La première histoire (Avoir la rage), écrite par Charlie Huston et illustrée par Shawn Martinbrough, se déroule dans un bled désertique, où le Punisher vient prêter main forte à un ancien compagnon d’armes du Vietnam. Ce récit qui oppose Frank Castle à une bande de motards n’a rien de franchement original et je ne suis pas trop fan du dessin, même si celui-ci distille une ambiance qui colle finalement assez bien au scénario.

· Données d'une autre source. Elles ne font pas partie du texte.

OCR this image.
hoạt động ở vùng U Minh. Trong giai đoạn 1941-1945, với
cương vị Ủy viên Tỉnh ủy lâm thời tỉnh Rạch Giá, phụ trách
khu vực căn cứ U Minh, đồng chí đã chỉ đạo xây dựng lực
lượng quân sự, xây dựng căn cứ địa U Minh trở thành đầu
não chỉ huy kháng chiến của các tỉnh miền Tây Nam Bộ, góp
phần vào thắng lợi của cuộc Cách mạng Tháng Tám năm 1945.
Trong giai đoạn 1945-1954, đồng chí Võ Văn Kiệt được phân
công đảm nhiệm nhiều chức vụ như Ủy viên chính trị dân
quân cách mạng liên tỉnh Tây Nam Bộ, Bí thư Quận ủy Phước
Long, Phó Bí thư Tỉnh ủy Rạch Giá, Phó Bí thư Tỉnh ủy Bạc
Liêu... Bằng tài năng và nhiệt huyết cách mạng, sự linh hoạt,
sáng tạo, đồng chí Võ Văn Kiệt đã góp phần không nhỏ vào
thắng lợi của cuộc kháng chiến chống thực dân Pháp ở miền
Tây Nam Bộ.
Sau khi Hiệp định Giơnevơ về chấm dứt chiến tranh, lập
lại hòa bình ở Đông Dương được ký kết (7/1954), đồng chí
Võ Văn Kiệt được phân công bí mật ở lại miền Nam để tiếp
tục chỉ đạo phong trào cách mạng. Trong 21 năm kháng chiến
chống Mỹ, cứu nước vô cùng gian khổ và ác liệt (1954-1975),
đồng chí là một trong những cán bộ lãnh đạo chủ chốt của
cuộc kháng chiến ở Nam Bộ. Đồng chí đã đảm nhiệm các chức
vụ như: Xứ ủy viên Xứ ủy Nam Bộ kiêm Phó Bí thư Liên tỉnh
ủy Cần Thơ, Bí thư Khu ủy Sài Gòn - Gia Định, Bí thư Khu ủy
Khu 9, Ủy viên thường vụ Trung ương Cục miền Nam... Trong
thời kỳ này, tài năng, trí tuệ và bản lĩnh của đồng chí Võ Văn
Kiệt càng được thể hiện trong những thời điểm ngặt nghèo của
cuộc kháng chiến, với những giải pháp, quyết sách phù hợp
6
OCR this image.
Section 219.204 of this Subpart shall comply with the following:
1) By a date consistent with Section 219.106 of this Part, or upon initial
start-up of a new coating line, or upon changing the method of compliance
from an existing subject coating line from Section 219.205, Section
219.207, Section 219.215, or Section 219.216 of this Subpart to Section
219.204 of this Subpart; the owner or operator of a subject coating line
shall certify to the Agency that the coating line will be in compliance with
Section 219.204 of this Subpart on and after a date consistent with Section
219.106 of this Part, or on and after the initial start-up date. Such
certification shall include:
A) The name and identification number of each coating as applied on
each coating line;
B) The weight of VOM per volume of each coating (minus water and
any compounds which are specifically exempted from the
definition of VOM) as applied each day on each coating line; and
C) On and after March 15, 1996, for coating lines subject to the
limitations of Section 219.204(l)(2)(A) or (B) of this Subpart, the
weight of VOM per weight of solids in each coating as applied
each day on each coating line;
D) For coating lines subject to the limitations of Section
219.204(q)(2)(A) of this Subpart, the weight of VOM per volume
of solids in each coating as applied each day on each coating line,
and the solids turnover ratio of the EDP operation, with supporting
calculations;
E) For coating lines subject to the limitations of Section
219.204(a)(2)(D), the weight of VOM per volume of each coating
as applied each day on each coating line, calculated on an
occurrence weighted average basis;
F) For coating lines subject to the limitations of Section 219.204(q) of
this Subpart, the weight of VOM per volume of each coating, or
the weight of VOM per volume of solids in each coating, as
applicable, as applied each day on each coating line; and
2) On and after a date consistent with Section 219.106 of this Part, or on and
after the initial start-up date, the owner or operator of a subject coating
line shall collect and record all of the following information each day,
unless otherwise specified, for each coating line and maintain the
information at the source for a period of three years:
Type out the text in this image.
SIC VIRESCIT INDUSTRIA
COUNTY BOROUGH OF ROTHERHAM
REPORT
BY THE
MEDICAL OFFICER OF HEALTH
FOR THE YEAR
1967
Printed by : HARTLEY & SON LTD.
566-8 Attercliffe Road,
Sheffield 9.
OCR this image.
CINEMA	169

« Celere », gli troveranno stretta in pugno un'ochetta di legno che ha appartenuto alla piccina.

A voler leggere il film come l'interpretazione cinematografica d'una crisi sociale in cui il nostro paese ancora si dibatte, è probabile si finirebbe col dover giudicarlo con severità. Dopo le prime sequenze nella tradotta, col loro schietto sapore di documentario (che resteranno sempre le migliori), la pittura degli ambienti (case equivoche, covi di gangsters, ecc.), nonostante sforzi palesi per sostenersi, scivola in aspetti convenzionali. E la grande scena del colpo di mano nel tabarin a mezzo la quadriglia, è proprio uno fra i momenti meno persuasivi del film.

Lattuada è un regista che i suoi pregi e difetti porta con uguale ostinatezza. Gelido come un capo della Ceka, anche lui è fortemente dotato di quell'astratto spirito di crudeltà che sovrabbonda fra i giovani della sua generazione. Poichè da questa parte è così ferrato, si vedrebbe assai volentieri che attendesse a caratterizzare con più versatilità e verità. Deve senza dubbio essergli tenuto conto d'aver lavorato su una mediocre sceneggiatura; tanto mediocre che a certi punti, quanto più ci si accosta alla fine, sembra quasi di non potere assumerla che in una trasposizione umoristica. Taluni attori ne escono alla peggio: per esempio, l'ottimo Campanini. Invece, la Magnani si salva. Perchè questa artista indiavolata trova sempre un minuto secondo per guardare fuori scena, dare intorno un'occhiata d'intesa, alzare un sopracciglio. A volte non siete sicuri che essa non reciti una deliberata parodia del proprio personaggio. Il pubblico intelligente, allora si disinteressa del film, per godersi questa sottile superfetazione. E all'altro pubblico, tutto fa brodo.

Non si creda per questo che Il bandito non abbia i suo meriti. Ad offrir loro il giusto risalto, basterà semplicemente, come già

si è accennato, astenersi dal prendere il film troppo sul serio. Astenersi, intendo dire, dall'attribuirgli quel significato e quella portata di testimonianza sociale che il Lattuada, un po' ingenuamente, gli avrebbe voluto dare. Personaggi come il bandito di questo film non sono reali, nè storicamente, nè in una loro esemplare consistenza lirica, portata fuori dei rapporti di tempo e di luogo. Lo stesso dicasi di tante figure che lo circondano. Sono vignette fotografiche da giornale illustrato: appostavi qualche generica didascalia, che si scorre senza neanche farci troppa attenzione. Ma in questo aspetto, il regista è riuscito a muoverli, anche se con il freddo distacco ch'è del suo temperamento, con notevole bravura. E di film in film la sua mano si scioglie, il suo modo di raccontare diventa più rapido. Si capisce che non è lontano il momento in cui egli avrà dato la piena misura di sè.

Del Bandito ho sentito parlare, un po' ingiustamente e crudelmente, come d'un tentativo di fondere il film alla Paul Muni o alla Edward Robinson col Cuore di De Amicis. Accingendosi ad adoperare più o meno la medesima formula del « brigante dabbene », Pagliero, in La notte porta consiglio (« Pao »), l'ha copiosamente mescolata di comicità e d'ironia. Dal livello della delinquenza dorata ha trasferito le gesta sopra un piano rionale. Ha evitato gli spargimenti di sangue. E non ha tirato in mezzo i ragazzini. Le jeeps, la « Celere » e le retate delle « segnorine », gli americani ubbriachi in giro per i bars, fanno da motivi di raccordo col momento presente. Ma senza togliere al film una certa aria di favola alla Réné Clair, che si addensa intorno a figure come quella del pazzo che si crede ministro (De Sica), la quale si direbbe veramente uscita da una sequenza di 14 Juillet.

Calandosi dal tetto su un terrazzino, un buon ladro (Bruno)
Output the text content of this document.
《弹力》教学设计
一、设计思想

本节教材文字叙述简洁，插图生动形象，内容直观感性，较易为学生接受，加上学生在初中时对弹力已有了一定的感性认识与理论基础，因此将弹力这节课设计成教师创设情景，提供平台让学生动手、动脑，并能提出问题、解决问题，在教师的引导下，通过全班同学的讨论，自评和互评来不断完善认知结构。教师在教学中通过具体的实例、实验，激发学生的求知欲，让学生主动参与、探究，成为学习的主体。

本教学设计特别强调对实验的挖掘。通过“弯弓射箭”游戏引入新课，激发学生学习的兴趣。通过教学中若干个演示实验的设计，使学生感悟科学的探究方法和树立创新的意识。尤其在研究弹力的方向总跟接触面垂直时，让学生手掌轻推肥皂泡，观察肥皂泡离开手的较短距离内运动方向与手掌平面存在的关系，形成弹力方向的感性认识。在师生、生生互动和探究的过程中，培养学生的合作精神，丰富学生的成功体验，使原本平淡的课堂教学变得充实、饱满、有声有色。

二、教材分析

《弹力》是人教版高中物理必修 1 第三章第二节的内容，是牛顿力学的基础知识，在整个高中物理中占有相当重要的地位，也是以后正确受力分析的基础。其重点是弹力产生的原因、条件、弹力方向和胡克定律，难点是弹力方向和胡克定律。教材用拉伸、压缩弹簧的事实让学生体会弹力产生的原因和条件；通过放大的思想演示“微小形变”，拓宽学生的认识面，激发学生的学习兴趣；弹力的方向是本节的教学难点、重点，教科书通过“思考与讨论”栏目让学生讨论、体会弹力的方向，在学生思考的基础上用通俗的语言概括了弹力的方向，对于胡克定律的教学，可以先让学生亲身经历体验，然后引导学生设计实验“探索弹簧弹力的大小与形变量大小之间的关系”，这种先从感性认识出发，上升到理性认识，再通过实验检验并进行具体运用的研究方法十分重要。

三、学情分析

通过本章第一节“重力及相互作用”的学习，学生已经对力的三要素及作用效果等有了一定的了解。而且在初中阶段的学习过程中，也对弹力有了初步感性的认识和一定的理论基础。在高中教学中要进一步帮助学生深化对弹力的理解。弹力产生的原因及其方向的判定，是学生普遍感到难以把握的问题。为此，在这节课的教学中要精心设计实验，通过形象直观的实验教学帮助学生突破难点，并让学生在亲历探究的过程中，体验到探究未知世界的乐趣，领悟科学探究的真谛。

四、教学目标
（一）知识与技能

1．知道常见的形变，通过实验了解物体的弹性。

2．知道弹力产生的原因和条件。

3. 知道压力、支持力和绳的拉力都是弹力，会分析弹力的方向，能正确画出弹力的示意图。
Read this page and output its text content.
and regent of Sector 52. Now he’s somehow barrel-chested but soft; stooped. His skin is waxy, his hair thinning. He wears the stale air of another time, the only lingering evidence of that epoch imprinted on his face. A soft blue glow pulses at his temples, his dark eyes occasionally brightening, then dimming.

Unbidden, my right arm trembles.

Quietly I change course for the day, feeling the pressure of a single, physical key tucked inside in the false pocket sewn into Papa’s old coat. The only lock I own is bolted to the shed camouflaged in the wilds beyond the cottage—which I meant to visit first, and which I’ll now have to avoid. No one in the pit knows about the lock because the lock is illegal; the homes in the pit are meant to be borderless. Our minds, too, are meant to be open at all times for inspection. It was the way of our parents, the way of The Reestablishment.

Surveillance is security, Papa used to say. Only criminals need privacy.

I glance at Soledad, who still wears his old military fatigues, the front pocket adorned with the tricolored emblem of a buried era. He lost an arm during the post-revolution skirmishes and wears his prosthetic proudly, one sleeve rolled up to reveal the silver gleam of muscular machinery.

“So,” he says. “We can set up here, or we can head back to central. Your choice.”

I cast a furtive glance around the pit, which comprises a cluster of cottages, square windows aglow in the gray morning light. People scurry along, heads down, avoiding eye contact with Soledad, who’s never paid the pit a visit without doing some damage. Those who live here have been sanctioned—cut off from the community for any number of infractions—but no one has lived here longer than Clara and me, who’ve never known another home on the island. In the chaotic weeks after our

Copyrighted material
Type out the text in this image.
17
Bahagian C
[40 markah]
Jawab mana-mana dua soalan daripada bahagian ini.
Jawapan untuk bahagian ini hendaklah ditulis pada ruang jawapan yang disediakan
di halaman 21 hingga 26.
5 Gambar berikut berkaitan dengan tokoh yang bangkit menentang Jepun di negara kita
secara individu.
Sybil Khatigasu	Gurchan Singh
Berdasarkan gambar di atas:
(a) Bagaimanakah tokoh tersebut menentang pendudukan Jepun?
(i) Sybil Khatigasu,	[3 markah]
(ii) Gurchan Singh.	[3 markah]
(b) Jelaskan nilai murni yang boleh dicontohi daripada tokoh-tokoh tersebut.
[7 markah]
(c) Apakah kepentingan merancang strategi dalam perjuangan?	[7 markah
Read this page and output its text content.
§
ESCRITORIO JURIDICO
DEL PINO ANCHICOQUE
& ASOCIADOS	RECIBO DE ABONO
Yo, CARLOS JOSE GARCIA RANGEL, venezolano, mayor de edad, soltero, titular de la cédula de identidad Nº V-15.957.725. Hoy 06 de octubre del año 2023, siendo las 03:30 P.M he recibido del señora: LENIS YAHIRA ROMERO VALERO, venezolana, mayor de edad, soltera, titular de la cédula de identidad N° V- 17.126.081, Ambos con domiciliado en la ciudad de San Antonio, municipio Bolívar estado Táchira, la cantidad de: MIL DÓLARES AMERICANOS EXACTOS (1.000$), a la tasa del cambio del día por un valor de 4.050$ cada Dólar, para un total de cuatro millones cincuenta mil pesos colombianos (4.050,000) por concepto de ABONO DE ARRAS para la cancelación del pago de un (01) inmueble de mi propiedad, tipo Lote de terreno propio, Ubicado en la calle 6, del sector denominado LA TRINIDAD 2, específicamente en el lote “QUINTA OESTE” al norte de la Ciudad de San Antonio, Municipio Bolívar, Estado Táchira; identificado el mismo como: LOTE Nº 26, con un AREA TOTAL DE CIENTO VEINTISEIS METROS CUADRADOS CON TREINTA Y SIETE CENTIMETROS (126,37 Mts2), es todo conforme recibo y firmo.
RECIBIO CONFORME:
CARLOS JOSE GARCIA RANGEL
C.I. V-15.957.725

Le second récit (Un horrible petit monde), signé David Lapham, est le meilleur de l’album. Malgré le rôle très limité de Frank Castle, cette histoire qui invite à suivre les agissements particulièrement malsains d’un psychopathe permet tout de même de retrouver l’univers gore et violent du Punisher. Âmes sensibles s’abstenir donc, car les scènes proposées par David Lapham et Dalibor Talajic sont souvent assez gores.
Les deux récits suivants se déroulent durant les fêtes de Noël. La première histoire (Douce nuit), écrite par Andy Diggle et illustrée par Kyle Hotz, met en scène un Punisher qui traque un mafieux protégé par un programme de protection des témoins… une traque qui croise la route du Père Noël. Le « Christmas Special » (La liste de Frank) qui conclut cet album très moyen est proposée par le duo Stuart Moore et C.P. Smith et démontre une nouvelle fois que le Punisher ne fait jamais de cadeaux, même pas à Noël !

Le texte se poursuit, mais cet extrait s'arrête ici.